Al Jazeera’s Investigative Unit (I-Unit) reveals how a small, remote Mauritian island is being transformed into a military hub for India's navy as the country expands its geopolitical influence towards Africa.
Using satellite pictures, shipping data, financial documents, and images from the barely accessible Agaléga islands, the I-Unit shows how a construction project has the potential to uproot the lives of its 300 residents in order to make way for a military facility.
Since the start of construction in 2019, both India and Mauritius have denied that a military base is being built and claim that its purpose is simply to improve the local infrastructure.
According to military analysts, the structures that are so far visible consist of two naval jetties and a runway large enough for India's most advanced reconnaissance aircraft.
"There's no real reason why this island would be developed other than for military use," Samuel Bashfield, research officer at Australian National University, told Al Jazeera.

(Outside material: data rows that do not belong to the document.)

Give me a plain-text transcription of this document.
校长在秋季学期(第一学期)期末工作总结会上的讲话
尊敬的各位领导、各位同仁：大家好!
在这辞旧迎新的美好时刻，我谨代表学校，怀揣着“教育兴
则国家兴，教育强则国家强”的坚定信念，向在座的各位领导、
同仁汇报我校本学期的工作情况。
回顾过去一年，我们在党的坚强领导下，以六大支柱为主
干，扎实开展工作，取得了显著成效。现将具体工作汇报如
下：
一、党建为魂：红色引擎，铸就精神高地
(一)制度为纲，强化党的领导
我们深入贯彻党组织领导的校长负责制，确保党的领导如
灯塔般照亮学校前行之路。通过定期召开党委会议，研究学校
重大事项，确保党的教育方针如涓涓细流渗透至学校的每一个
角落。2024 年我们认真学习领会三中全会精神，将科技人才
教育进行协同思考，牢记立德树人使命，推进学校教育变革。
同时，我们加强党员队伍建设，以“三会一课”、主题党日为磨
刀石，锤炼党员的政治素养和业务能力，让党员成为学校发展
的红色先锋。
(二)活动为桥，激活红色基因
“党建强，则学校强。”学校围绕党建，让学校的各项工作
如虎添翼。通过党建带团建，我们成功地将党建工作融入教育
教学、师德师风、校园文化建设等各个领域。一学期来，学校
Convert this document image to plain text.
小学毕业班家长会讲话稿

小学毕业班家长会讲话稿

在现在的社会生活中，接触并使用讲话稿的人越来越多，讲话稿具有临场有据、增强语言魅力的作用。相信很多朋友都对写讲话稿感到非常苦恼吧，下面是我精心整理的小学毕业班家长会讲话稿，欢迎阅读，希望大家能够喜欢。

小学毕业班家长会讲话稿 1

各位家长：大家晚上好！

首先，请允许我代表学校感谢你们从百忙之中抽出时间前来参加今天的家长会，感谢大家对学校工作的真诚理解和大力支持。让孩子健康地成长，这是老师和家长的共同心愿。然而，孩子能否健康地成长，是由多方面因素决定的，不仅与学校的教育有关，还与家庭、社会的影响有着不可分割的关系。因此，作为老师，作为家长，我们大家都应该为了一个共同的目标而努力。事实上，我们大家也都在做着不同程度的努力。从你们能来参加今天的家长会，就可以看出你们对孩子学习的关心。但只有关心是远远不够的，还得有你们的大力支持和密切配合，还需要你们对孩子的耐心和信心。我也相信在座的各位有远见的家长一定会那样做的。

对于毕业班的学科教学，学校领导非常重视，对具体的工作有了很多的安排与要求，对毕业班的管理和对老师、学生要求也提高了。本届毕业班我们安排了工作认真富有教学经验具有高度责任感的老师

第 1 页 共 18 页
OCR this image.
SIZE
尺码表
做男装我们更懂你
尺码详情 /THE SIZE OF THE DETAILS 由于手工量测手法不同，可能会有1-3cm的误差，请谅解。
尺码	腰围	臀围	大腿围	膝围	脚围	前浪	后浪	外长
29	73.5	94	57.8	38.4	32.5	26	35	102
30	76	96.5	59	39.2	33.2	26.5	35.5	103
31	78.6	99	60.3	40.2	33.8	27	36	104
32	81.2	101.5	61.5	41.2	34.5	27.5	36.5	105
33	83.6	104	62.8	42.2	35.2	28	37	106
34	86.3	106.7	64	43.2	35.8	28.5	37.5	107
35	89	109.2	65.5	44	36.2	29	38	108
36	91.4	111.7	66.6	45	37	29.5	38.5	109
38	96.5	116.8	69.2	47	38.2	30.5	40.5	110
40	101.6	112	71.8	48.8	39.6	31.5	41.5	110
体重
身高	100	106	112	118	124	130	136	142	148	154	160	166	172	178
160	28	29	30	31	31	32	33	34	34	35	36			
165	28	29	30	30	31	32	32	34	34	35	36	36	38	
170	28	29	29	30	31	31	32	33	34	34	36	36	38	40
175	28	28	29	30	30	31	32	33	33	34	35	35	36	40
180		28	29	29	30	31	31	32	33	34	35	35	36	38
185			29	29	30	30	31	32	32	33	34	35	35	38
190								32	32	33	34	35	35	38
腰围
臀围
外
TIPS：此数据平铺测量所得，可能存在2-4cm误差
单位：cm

Abhishek Mishra, associate fellow at India's Observer Research Foundation, confirmed that behind the scenes, Indian military personnel have spoken about the purpose of the Agaléga project.
"I have gotten the impression that the base will be used for the berthing of our ships, the runway will be mostly used for our P-8I aircraft," Mishra said, referring to India's P-8I airplane, made for maritime reconnaissance, anti-submarine warfare and anti-surface warfare.
The construction shows how India is positioning itself as a major player in the Indian Ocean, as its rivalry with China as a regional and global power heats up. In 2017, China opened its first foreign military base in Djibouti, in the Horn of Africa.
Meanwhile, those living on Agaléga fear the same fate might befall them as the people of another Mauritian island, Chagos, who were forcibly removed to make space for the Diego Garcia U.S. military base in the 1960s.
According to Mishra, India is not declaring that it’s a military base due to issues of Mauritian sovereignty. “These are all matters of national security” he said.
The Investigative Unit contacted all those involved in this investigation.
The Mauritian government restated its position that “there is no agreement between Mauritius and India to set up a military a base in Agaléga.” It added that it used the term “military base” to mean “a facility owned and operated by, or for, the military for sheltering of military equipment and personnel, on a permanent basis and for military operations.”
It stated that construction work on Agaléga is designed to improve “the inadequate infrastructure facilities” on the island, which will remain “under the control of the Mauritian authorities and any use thereof by any foreign country will be subject to the approval of the Government of Mauritius.”
Mauritius also denied reports that Indian military personnel give orders to the island’s manager and stated that the government has no intention of displacing people living on Agaléga.
India’s Ministry of Defence and Ministry of External Affairs did not respond to our request for comment. Neither did the construction company, AFCONS Infrastructure Ltd.